Caso da história contada pelo Daniel Proença de Carvalhom que foi o seu Ministro da Comunicação Social: à revelia das normas de segurança levava a casa, no seu automóvel privado, o Doutor Mota Pinto, depois de um jantar, quando depararam com uma senhora, que tentava empurrar o carro.
Logo o Doutor Mota Pinto sugeriu que parassem para ajudar a senhora, surpreendidíssima de ver o primeiro Ministro do país a empurrar-lhe o carro, pela rua abaixo!
Outro qualquer, na melhor das hipóteses, chamava a polícia ou a segurança...

Maria Manuela Aguiar disse...

Tudo em ambiente de emoção, de saudade, mas dentro das regras protocolares - com uma excepção: a interrupção de Amândio de Azevedo, (antigo Ministro do Governo do "Bloco Central"), a marcar uma discordância pontual com Pedro Passos Coelho, que fazia o discurso de encerramento.
De repente, a sessão solene quase se converteu em debate!
A reacção de Passos Coelho foi, simplesmente, admirável!
Ouviu, imperturbável, com serenidade. Mais: com simpatia! Mais tarde, voltou a fazer uma breve referência ao ponto de vista de Amândio Azevedo.
Não estou a ver amaioria dos ex-líderes do PSD a reagir assim, numa situação idêntica.
Sempre acreditei em Passos Coelho precisamente porque o acho genuíno. Parece "bom demais para ser verdade", mas é "verdade"!
As suas reacções são, sem esforço, as de um verdadeiro democrata, porque ele é um verdadeiro democrata.

Maria Manuela Aguiar disse...

Conheço Passos Coelho apenas da cena política, mas de um ponto privilegiado, como era a comissão política de Cavaco Silva, a que ambos pertencíamos - ele por inerência, como presidente da JSD, eu por convite do Prof Cavaco.
O Doutor Mota Pinto conheci-o como estudante de Direito em Coimbra, há quase meio século. Só não foi meu professor porque, quando fiz a sua cadeira, estava ele na Guiné, em serviço militar e substituído, na Faculdade pelo Doutor Alarcão.
Creio que lhe fui apresentada por um dos assistentes, já não me lembro qual e em que circunstâncias - numa das ocasiões em que veio de férias a Coimbra.
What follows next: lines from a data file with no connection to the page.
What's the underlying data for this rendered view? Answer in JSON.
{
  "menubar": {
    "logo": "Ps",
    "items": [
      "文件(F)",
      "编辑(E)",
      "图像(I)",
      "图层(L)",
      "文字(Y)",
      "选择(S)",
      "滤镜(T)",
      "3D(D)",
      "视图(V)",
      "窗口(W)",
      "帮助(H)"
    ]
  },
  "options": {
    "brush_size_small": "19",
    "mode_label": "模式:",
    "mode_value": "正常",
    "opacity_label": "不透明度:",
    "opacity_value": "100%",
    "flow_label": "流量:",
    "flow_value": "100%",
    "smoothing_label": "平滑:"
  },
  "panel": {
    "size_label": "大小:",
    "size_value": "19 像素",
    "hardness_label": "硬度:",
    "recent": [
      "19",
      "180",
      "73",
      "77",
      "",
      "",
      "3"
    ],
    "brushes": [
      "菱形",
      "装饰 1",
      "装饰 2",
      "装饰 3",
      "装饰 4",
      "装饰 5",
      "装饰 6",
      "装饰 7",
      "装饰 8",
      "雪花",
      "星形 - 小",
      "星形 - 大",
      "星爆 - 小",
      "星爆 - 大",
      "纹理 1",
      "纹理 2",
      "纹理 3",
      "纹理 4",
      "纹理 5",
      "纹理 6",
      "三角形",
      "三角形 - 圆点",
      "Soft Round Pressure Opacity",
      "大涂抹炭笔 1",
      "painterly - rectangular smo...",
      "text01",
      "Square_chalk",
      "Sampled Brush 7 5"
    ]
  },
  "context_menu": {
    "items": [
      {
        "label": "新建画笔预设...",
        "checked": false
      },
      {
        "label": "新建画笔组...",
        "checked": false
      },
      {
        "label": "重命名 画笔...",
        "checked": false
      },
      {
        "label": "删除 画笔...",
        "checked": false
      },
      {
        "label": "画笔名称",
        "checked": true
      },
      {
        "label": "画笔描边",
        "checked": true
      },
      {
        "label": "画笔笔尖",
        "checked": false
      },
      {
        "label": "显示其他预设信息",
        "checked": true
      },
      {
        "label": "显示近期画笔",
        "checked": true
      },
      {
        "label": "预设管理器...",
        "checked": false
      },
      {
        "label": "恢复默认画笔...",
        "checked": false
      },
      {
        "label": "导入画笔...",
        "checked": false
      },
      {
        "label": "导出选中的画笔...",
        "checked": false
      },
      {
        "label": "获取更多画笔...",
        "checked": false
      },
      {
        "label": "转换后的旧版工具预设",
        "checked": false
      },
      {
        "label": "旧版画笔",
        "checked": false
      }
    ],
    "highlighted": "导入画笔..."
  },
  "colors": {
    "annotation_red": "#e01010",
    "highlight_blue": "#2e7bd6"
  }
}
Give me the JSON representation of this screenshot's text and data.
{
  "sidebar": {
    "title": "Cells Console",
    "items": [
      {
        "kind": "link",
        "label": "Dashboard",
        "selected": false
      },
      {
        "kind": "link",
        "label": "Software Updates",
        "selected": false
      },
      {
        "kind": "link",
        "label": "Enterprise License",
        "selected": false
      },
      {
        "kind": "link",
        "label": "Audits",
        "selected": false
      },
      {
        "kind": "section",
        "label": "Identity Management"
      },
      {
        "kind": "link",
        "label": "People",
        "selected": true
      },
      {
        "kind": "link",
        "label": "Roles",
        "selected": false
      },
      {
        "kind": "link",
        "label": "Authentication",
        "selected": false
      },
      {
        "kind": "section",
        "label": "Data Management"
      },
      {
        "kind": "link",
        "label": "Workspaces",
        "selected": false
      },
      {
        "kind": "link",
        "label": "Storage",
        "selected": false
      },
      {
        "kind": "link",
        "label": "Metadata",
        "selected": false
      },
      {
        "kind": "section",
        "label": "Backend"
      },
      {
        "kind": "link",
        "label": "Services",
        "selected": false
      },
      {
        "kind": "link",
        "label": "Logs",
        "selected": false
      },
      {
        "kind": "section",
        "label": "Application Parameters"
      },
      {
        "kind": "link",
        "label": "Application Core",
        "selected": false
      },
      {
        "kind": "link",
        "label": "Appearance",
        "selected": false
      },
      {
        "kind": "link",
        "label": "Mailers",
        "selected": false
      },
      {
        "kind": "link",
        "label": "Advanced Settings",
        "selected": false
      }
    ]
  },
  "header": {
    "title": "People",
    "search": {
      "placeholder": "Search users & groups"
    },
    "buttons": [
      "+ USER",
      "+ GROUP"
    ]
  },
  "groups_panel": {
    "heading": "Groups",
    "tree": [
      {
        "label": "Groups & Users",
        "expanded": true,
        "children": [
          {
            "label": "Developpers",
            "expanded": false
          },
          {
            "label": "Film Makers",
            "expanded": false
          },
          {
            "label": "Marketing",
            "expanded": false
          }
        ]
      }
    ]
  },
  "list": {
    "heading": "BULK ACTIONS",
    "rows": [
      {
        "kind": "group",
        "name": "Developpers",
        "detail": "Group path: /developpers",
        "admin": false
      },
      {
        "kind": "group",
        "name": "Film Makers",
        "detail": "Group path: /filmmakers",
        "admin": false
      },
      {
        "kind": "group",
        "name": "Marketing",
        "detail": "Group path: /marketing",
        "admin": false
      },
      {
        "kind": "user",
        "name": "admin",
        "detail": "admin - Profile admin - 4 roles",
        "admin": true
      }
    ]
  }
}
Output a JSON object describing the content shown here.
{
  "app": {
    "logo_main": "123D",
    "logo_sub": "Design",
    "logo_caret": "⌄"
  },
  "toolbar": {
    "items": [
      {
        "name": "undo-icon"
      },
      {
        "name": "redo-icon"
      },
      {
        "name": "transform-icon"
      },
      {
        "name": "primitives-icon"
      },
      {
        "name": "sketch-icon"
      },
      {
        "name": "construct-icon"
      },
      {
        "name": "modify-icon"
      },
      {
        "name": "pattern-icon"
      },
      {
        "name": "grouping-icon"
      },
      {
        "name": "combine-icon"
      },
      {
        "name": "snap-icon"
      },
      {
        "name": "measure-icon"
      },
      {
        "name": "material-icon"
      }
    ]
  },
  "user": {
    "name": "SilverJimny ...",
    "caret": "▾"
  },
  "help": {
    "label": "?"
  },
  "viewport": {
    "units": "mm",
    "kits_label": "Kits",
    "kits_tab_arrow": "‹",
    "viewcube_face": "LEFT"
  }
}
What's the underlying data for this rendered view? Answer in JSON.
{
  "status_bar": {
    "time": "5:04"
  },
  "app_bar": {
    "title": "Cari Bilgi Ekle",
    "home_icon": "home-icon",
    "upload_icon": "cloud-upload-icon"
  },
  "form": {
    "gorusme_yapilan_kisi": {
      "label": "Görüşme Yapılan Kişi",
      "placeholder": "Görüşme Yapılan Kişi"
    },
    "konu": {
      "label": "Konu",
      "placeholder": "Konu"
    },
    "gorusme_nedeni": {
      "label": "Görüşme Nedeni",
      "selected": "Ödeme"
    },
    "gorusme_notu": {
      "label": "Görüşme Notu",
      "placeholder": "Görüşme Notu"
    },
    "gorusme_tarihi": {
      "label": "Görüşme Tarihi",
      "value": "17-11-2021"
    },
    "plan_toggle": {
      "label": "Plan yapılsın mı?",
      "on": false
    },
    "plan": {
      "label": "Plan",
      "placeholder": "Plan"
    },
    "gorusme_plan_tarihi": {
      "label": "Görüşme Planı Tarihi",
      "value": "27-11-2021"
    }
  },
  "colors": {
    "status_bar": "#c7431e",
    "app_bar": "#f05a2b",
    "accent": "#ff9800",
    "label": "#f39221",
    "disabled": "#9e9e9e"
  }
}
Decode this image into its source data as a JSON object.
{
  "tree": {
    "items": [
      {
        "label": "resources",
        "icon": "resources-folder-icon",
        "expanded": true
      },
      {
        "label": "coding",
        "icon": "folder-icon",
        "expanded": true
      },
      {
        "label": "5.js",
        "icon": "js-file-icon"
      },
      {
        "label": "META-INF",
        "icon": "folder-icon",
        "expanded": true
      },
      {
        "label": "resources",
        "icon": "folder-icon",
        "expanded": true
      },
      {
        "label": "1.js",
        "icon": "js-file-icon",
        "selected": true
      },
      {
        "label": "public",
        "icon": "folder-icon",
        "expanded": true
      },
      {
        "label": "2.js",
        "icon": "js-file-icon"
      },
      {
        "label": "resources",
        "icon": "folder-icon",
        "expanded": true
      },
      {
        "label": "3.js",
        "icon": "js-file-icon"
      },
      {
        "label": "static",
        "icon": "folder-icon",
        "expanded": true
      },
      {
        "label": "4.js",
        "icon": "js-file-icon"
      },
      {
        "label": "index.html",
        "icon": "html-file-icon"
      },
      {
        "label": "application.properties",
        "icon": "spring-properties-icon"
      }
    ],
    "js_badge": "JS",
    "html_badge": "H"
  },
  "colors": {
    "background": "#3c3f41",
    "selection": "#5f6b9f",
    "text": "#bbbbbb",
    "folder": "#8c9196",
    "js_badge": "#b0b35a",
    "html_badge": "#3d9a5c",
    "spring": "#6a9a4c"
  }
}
Mas recordo-me de inúmeras conversas, nos cafés, nos corredores da faculdade...
Gostava de falar com os estudantes, Fazia-o com imensa simplicidade e cordialidade. Raros eram os "Doutores" de Coimbra que, nesse tempo, assim se davam com a juventude...
E politicamente era, sem dúvida, um democrata. Em tempo de ditadura, não se podia dizer o mesmo de muitos dos seus colegas...

Maria Manuela Aguiar disse...

O directo responsável pela meu involuntário ingresso na política foi o Doutor Mota Pinto.
Aceitei o convite para ser Secretária de Estado do Trabalho do seu Governo, em Novembro de 1978.
Não estou arrependida. Voltaria a dizer-lhe "sim".
Voltaria a dizer "sim" ao Dr Sá Carneiro. em Janeiro de 1980 (para a Secretaria de Estado da Emigração e Comunidades Portuguesas).
Sabendo o que sei hoje, teria deixado o Governo depois da morte de Sá Carneiro.
Voltaria, certamente, com Mota Pinto para o governo do "Bloco Central" e, de seguida, deixaria a política, de vez...
Os "meus" governos foram apenas esses três. Nos outros estive lá e não gostei, embora batalhasse como quem gosta...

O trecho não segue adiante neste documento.